Martin cogió la botella que tenía enfrente y, mirando a Stephen con angustia, dijo:
—Espero no haberle ofendido.
—Por lo que respecta al capitán Aubrey, creo que sabe perfectamente cómo gobernar un barco. Por favor, hábleme del paseo que dio con el doctor Falconer.
—No fue tan provechoso como esperaba. Cuando tomamos un atajo e intentamos pasar por encima de un montón de rocas negras, el doctor Falconer se cayó, se torció un tobillo y rompió el catalejo. No pudimos continuar ni regresar hasta que se le pasó el terrible dolor, así que nos quedamos sentados al sol sobre las rocas, hablando de volcanes y de la formación de estas islas, aparentemente a partir de una masa ígnea y en época reciente. Poco después decidimos comer y beber, pero comprobamos que a pesar de que teníamos varias bolsas para recoger especímenes, estuches para guardarlos y redes, nos dejamos la mochila donde teníamos la comida y las botellas. Entonces él me dijo que fuera hasta unos cocoteros que había cerca de la playa y trajera algunos cocos, y cuando regresé con las manos vacías, a pesar de los grandes esfuerzos que hice por subir aunque fuera al más oblicuo cocotero del bosquecillo, se exasperó.

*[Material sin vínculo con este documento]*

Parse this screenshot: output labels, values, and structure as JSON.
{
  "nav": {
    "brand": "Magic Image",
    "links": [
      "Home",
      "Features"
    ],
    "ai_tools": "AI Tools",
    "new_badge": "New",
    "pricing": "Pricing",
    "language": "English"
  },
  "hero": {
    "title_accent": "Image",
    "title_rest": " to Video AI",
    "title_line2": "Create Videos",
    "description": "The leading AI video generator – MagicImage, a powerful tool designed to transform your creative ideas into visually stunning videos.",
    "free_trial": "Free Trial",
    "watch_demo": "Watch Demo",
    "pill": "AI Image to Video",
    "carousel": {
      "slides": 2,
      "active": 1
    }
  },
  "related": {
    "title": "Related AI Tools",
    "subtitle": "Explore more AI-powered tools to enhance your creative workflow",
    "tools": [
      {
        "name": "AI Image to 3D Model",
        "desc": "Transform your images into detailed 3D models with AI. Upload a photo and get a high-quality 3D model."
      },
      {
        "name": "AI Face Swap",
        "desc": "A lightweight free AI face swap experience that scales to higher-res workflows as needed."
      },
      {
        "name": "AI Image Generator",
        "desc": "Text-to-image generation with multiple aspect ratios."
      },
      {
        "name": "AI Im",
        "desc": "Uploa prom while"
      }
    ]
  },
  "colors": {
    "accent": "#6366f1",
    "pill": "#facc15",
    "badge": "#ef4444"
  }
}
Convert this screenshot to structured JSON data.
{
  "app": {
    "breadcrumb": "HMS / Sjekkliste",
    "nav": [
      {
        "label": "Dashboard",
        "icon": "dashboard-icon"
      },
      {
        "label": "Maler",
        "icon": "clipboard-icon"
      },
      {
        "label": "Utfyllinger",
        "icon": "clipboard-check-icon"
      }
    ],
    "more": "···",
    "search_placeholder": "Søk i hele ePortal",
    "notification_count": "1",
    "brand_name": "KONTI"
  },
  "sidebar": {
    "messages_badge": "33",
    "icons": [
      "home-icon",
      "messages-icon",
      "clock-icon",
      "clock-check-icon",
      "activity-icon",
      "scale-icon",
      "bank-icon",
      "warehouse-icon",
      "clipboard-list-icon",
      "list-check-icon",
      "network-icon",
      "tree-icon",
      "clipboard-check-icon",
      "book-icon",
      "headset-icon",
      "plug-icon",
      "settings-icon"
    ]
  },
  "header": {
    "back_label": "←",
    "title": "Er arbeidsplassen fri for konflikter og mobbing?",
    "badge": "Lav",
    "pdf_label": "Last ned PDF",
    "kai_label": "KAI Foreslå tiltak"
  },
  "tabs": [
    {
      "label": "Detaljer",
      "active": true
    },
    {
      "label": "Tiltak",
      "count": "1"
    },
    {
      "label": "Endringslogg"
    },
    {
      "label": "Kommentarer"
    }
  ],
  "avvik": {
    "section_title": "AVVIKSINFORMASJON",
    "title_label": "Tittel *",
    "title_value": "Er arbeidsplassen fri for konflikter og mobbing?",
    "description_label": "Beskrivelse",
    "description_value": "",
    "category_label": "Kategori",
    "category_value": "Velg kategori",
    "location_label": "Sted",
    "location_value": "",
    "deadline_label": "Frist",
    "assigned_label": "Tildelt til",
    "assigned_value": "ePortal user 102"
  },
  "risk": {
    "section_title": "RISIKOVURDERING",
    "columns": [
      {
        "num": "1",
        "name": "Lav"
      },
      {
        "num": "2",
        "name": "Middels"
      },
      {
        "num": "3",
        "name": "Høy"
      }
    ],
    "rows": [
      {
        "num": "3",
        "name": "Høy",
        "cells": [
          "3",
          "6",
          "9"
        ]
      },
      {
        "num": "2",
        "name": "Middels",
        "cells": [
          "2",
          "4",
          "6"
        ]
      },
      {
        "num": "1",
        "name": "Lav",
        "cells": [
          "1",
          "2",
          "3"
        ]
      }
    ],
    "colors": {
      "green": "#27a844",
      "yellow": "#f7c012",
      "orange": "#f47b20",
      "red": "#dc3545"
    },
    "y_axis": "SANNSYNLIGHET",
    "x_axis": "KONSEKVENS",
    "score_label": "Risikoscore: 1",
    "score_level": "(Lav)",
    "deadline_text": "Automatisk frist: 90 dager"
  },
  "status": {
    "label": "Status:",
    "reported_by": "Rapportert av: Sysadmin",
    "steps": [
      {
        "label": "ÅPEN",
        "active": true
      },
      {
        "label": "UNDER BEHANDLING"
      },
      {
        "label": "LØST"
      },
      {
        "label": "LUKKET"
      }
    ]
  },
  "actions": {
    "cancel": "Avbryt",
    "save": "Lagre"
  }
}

»Pero con el tiempo recobró la ecuanimidad y me habló de la frecuente actividad volcánica que hay en esta región. Piensa que hay una íntima relación entre las erupciones, sobre todo las submarinas, y las enormes olas que han devastado tantas costas, han causado tantos naufragios y han provocado que miles de personas se ahogaran. Dice que le dio mucha rabia irse de Moahu sin haber subido al volcán que hay allí, pues esperaba establecer una relación entre sus intermitentes rugidos y el nivel del mar. Me contó que subió hasta la mitad de otro volcán mucho más importante y activo, uno de los muchos de las islas Sandwich, y habló mucho de la escoria, las cenizas, el polvo incandescente, las diversas formas de lava, la piedra pómez. Como recordará, el doctor Falconer tiene una voz muy fuerte, que lo parecía aún mas bajo el tórrido sol, y, además, allí había eco, así que no vimos ninguna ave, a excepción de dos alcatraces y una golondrina común a gran distancia. Sin embargo, durante el viaje de regreso, que fue lento, con frecuentes paradas y por lugares más agradables y sombreados, me pareció más interesante su conversación, que versó sobre la importancia de los volcanes en Polinesia. Se consideran principalmente dioses visibles y a menudo los pobres y las personas de clases bajas les ofrecen sacrificios con la esperanza de poder escapar a su destino y evitar que los malos espíritus que habitan en el cráter se coman poco a poco su alma.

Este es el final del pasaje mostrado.